While access and security concerns continue to prevent electronic banking from fully taking off in the Philippines, a top executive of the United Coconut Planters Bank (UCPB) noted that the value and volume of e-banking transactions have grown steadily over the past three years.
E-banking is defined by the Bangko Sentral ng Pilipinas (BSP) — the country’s central bank — as a system that enables bank clients to avail themselves of the bank’s products and services through the use of the Internet or a telephone.
Through e-banking, carriers are able to provide clients with more extensive access to diverse financial products, services and offerings. For the banks, the benefits include greater service efficiency and growth while cutting down information and transaction costs.
UCPB vice president Margarita Lopez told Computerworld Philippines that the stable increase in transactions reflect the growing acceptance of e-banking among bank customers as a secure, reliable and convenient delivery channel for accessing bank services.
For the first nine months of 2004, the total value of customer transactions through e-banking facilities has already reached 5.32 billion pesos (US$95 million), a 66 per cent increase from last year’s 3.19 billion pesos.
“This is a significant and exciting development because it indicates that bank clients have already reached a higher degree of sophistication and are ready for more e-banking offerings,” said Lopez.
Recent studies from research firm ACNielsen also showed that of the one million regular Internet users in the country today, 23 per cent are now performing e-banking transactions.
Data obtained from the BSP showed that the number of banks with e-banking permits grew to 42 during the first semester of the year from only 30 last year.
Of these 42 banks, 27 provide Internet banking services. Twenty-four of these are universal and commercial banks, while three are thrift banks.
The Bank of the Philippine Islands, Union Bank of the Philippines, Metropolitan Bank and Trust Co., Equitable-PCI Bank, and Citibank NA are just some of the banks that offer electronic banking. Preferred Channel
Although the bulk of UCPB’s e-banking transactions is still done over the telephone, Lopez noted that in a few years time, marked changes may emerge in the way banks provide financial services as well as the way clients conduct their businesses. “The Internet is quickly catching up as the preferred e-banking channel,” claimed Lopez.
UCPB Telebanking, the bank’s telephone banking service, posted its highest usage record so far during the first nine months of the year with 1.1 million transactions valued at 4.1 billion pesos.

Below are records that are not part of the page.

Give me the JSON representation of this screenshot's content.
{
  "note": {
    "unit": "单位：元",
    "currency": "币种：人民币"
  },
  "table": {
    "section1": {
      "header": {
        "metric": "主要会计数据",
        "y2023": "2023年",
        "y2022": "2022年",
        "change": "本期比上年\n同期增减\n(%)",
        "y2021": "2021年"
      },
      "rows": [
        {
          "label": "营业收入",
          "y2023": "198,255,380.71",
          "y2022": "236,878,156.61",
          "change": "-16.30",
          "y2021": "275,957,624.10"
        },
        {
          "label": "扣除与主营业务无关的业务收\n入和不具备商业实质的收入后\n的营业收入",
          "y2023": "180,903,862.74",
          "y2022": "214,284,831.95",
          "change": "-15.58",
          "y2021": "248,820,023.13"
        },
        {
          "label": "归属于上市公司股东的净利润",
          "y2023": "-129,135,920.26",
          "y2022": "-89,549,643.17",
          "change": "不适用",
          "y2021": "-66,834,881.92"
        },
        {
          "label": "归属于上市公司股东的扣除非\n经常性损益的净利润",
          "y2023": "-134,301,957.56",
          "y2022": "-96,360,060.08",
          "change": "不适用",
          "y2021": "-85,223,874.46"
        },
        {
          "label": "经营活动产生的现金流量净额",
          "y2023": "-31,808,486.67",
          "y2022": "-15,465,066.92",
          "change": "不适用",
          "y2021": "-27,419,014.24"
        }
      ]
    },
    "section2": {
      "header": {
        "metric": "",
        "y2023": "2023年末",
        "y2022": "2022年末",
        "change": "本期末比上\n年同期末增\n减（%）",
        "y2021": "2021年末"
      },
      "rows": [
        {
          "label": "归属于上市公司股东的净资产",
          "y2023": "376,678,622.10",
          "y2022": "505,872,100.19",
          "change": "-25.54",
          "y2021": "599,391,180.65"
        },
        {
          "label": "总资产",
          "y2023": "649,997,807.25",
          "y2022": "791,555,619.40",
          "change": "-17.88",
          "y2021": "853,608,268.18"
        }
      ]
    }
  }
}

Similarly, the use of Short Messaging System (SMS), better known as texting, through mobile phones is also growing in popularity among bank clients. Mobile phones have become a major payment instrument that now rivals the more established credit and debit cards.
Likewise, the government has also started to recognize the value of e-banking for improving the efficiency of its financial transactions with the public as more and more agencies start to automate their payment systems with the use of various e-banking models. Government agencies that have already taken the e-banking route include the Bureau of Internal Revenue, Bureau of Customs and the Security and Exchange Commission.
ACNielsen also pointed out that the increase in e-banking transactions can also help develop other Internet activities such as online shopping.
“Once people become comfortable doing their banking online, it becomes a small step to try out other Internet activities like online shopping,” said ACNielsen Philippines’ information chief Elena “Bing” Van Tooren.